Class lists are posted today, so we’ll find out who E will have as her teacher and who her classmates will be.  I know this will be a bigger deal in future years (when we actually know all the teachers and she is more attached to specific friends at school), but even now we are hopeful that her class list will have at least a few familiar names (i.e. kids we have met at summer school socials, etc.)

Anyway, the lists are posted on the school doors at 3pm, and apparently it is a mob scene. We won’t go right at 3, but have been advised that whenever we go we should take a camera, snap a quick picture of the list, then have it for reference once we get home.

The lists are not posted online, and having a photo copy sure beats copying it down by hand or meeting someone tomorrow (at our final summer school social) and not being able to remember if they’re in E’s class or not.   And I would never have thought to take a camera to snap a photo of the list if the mom-friend hadn’t shared the idea.  (She has an older child and says many parents do this every year.  Who knew?)

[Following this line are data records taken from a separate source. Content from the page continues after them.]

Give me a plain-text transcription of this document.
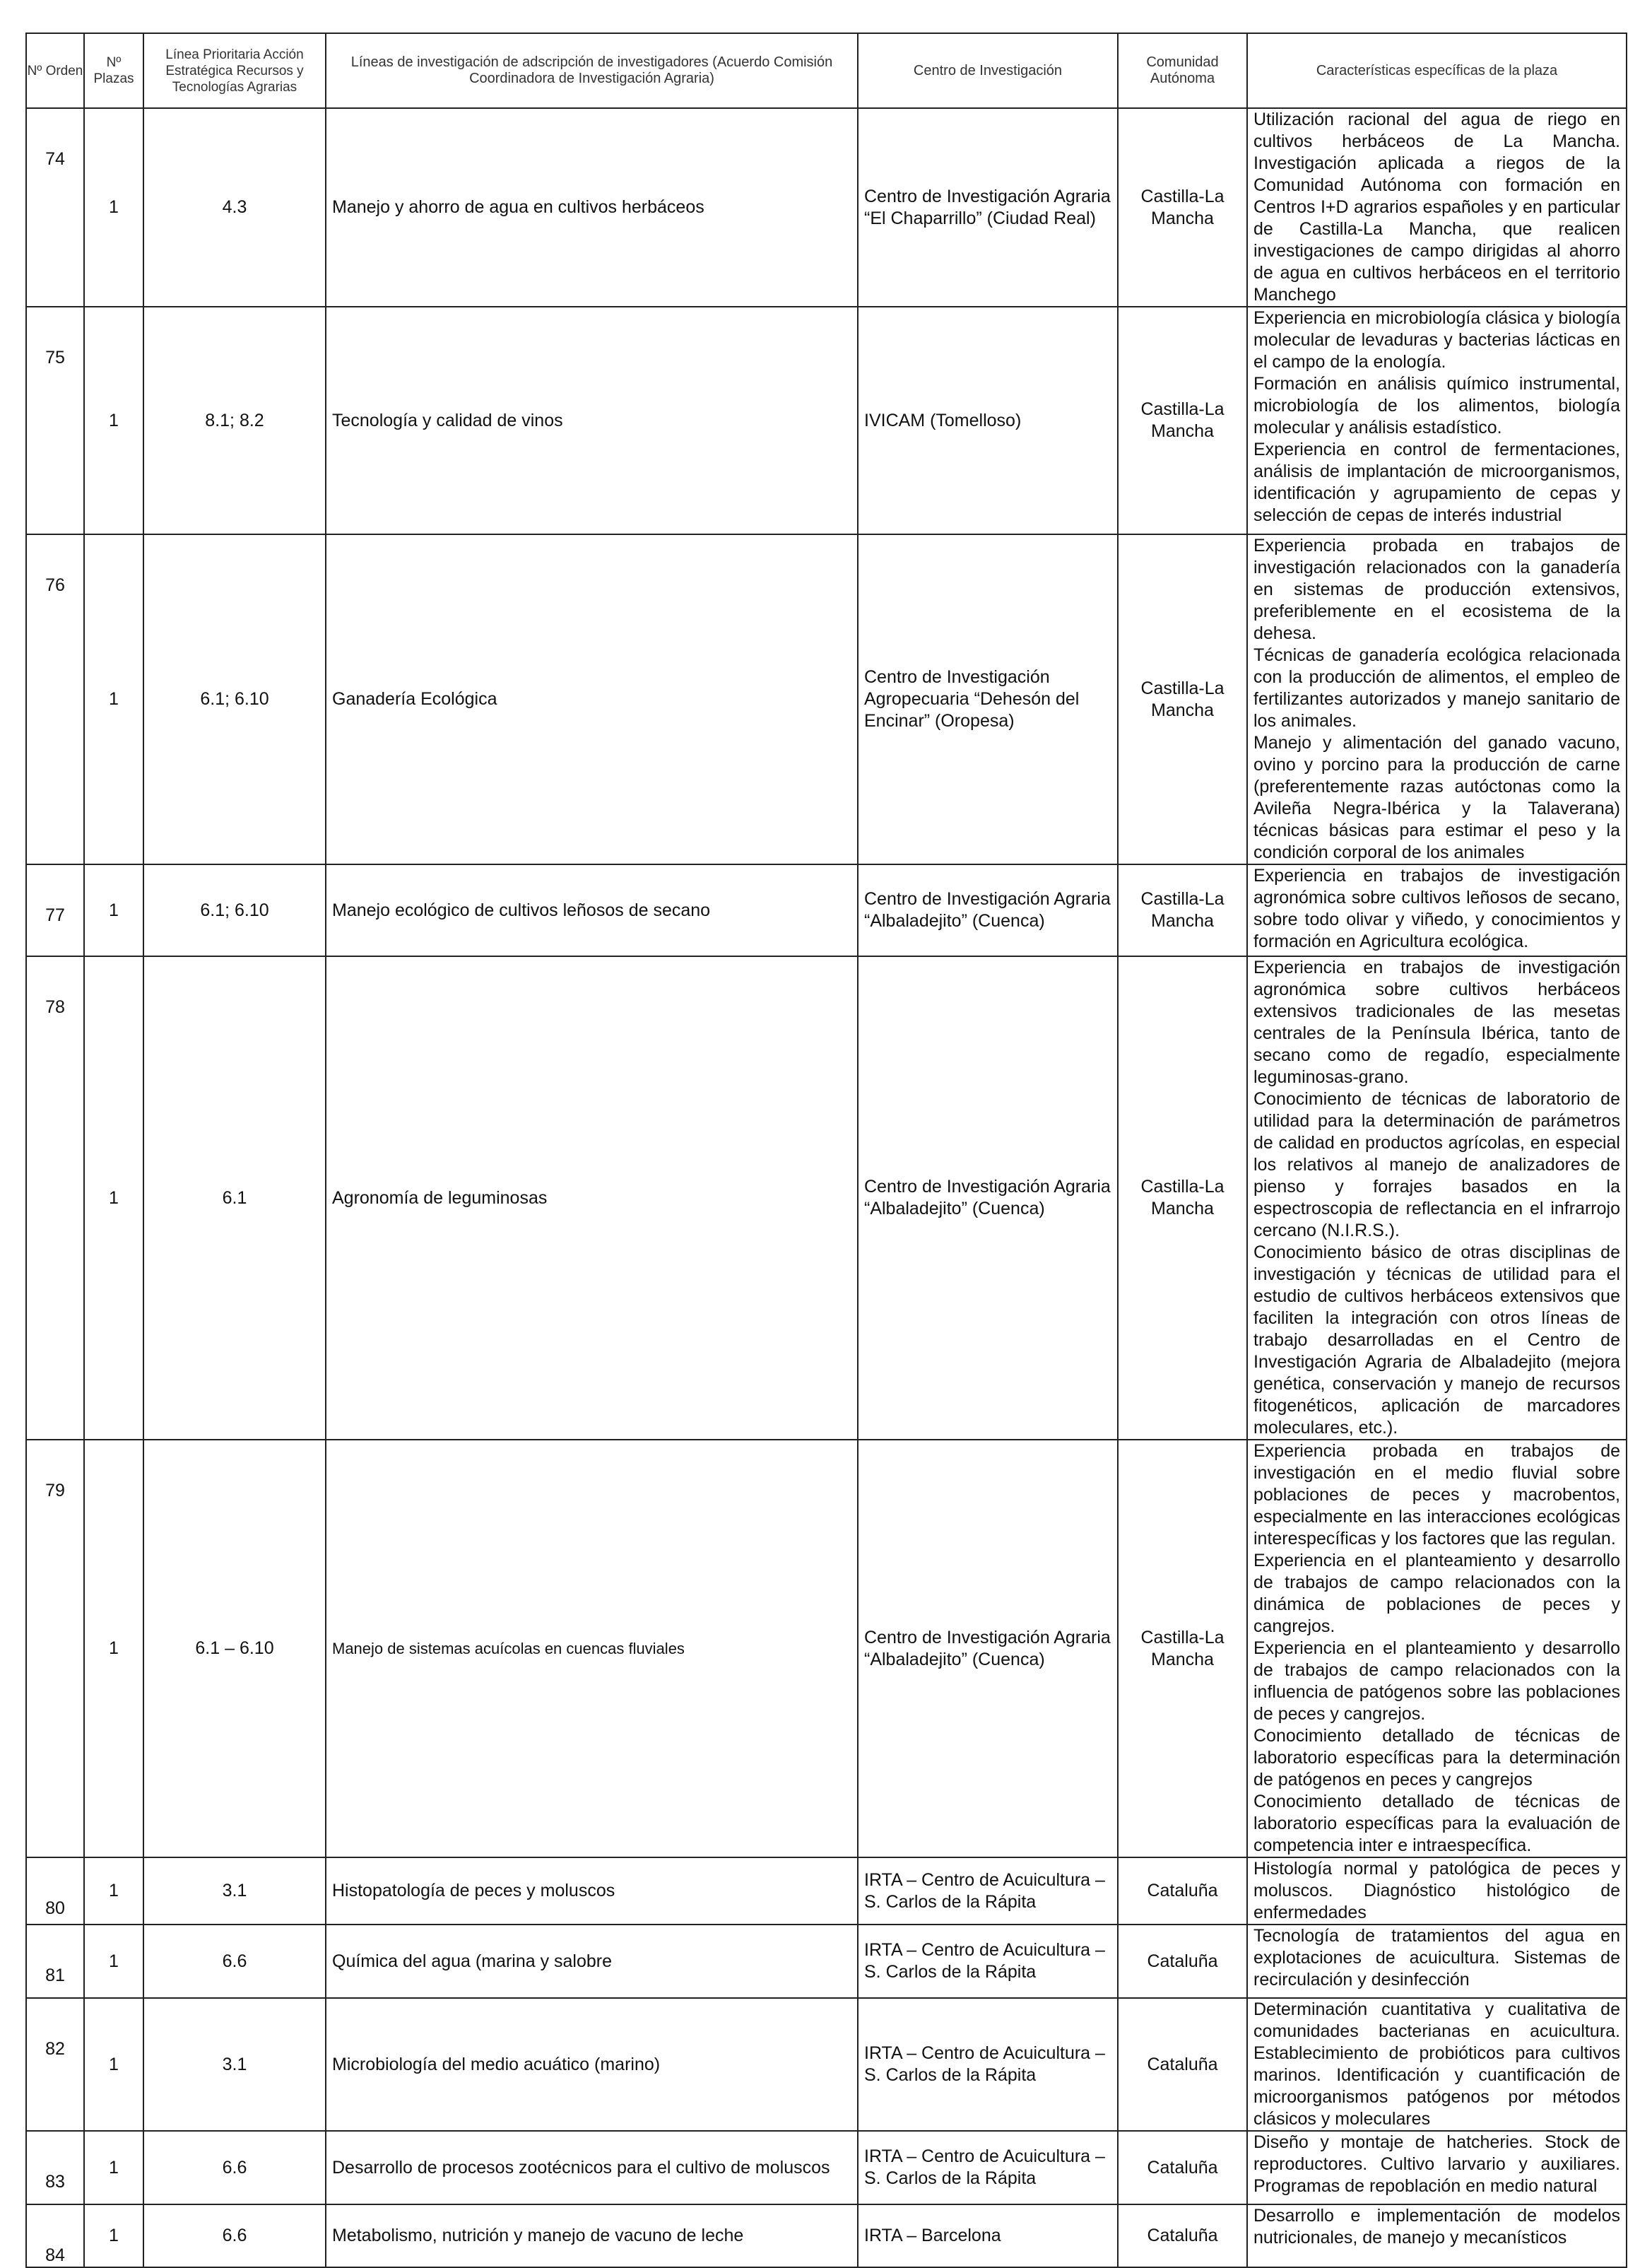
Nº Orden	Nº Plazas	Línea Prioritaria Acción Estratégica Recursos y Tecnologías Agrarias	Líneas de investigación de adscripción de investigadores (Acuerdo Comisión Coordinadora de Investigación Agraria)	Centro de Investigación	Comunidad Autónoma	Características específicas de la plaza
74	1	4.3	Manejo y ahorro de agua en cultivos herbáceos	Centro de Investigación Agraria “El Chaparrillo” (Ciudad Real)	Castilla-La Mancha	Utilización racional del agua de riego en cultivos herbáceos de La Mancha. Investigación aplicada a riegos de la Comunidad Autónoma con formación en Centros I+D agrarios españoles y en particular de Castilla-La Mancha, que realicen investigaciones de campo dirigidas al ahorro de agua en cultivos herbáceos en el territorio Manchego

75	1	8.1; 8.2	Tecnología y calidad de vinos	IVICAM (Tomelloso)	Castilla-La Mancha	Experiencia en microbiología clásica y biología molecular de levaduras y bacterias lácticas en el campo de la enología.
Formación en análisis químico instrumental, microbiología de los alimentos, biología molecular y análisis estadístico.
Experiencia en control de fermentaciones, análisis de implantación de microorganismos, identificación y agrupamiento de cepas y selección de cepas de interés industrial

76	1	6.1; 6.10	Ganadería Ecológica	Centro de Investigación Agropecuaria “Dehesón del Encinar” (Oropesa)	Castilla-La Mancha	Experiencia probada en trabajos de investigación relacionados con la ganadería en sistemas de producción extensivos, preferiblemente en el ecosistema de la dehesa.
Técnicas de ganadería ecológica relacionada con la producción de alimentos, el empleo de fertilizantes autorizados y manejo sanitario de los animales.
Manejo y alimentación del ganado vacuno, ovino y porcino para la producción de carne (preferentemente razas autóctonas como la Avileña Negra-Ibérica y la Talaverana) técnicas básicas para estimar el peso y la condición corporal de los animales

77	1	6.1; 6.10	Manejo ecológico de cultivos leñosos de secano	Centro de Investigación Agraria “Albaladejito” (Cuenca)	Castilla-La Mancha	Experiencia en trabajos de investigación agronómica sobre cultivos leñosos de secano, sobre todo olivar y viñedo, y conocimientos y formación en Agricultura ecológica.

78	1	6.1	Agronomía de leguminosas	Centro de Investigación Agraria “Albaladejito” (Cuenca)	Castilla-La Mancha	Experiencia en trabajos de investigación agronómica sobre cultivos herbáceos extensivos tradicionales de las mesetas centrales de la Península Ibérica, tanto de secano como de regadío, especialmente leguminosas-grano.
Conocimiento de técnicas de laboratorio de utilidad para la determinación de parámetros de calidad en productos agrícolas, en especial los relativos al manejo de analizadores de pienso y forrajes basados en la espectroscopia de reflectancia en el infrarrojo cercano (N.I.R.S.).
Conocimiento básico de otras disciplinas de investigación y técnicas de utilidad para el estudio de cultivos herbáceos extensivos que faciliten la integración con otros líneas de trabajo desarrolladas en el Centro de Investigación Agraria de Albaladejito (mejora genética, conservación y manejo de recursos fitogenéticos, aplicación de marcadores moleculares, etc.).

79	1	6.1 – 6.10	Manejo de sistemas acuícolas en cuencas fluviales	Centro de Investigación Agraria “Albaladejito” (Cuenca)	Castilla-La Mancha	Experiencia probada en trabajos de investigación en el medio fluvial sobre poblaciones de peces y macrobentos, especialmente en las interacciones ecológicas interespecíficas y los factores que las regulan.
Experiencia en el planteamiento y desarrollo de trabajos de campo relacionados con la dinámica de poblaciones de peces y cangrejos.
Experiencia en el planteamiento y desarrollo de trabajos de campo relacionados con la influencia de patógenos sobre las poblaciones de peces y cangrejos.
Conocimiento detallado de técnicas de laboratorio específicas para la determinación de patógenos en peces y cangrejos
Conocimiento detallado de técnicas de laboratorio específicas para la evaluación de competencia inter e intraespecífica.

80	1	3.1	Histopatología de peces y moluscos	IRTA – Centro de Acuicultura – S. Carlos de la Rápita	Cataluña	Histología normal y patológica de peces y moluscos. Diagnóstico histológico de enfermedades

81	1	6.6	Química del agua (marina y salobre	IRTA – Centro de Acuicultura – S. Carlos de la Rápita	Cataluña	Tecnología de tratamientos del agua en explotaciones de acuicultura. Sistemas de recirculación y desinfección

82	1	3.1	Microbiología del medio acuático (marino)	IRTA – Centro de Acuicultura – S. Carlos de la Rápita	Cataluña	Determinación cuantitativa y cualitativa de comunidades bacterianas en acuicultura. Establecimiento de probióticos para cultivos marinos. Identificación y cuantificación de microorganismos patógenos por métodos clásicos y moleculares

83	1	6.6	Desarrollo de procesos zootécnicos para el cultivo de moluscos	IRTA – Centro de Acuicultura – S. Carlos de la Rápita	Cataluña	Diseño y montaje de hatcheries. Stock de reproductores. Cultivo larvario y auxiliares. Programas de repoblación en medio natural

84	1	6.6	Metabolismo, nutrición y manejo de vacuno de leche	IRTA – Barcelona	Cataluña	Desarrollo e implementación de modelos nutricionales, de manejo y mecanísticos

Keep E in your prayers this week.  She has a big transition coming up.  (As do her siblings and mama, who are really going to miss her during the schoolday!)

Note to self (re: beach vacations)

When discussing our upcoming vacation with the children (we can’t wait!), refer to it as “a trip to a beach”, not “a trip to the beach”.

Otherwise, your 5 year old daughter will assume that her two close friends – who are also going to “the beach” this weekend – will be there to fly kites and build sand castles with us.  This could mean a half-hour conversation about how we’re going to all going to have a great time!  Just at different places…

Of course, while attempting to correct the misunderstanding, I managed to convince E that everyone would be scattered on different beaches around the globe.  This was devastating, as she had been so looking forward to being at “the beach” with Grammy and Grandpa.

Egads. Can we start all conversations about this beach vacation over?  Where’s the reset button?

Deep breath.

We are going to a beach with Grammy and Grandpa.  Your two friends are each going to their own, different beaches (i.e. not with us and not with each other).  We will not see them at “our” beach, but we will see them when we get back home.  Once at home, we will tell them all about the sand castles you built at a beach with Grammy and Grandpa.  (This, finally, made E smile.)

Whew.  I need a vacation . . .

Oh, right!  I’m getting one!

(That means a break from blogging for a week or so, but I’ll be online again when we get home!)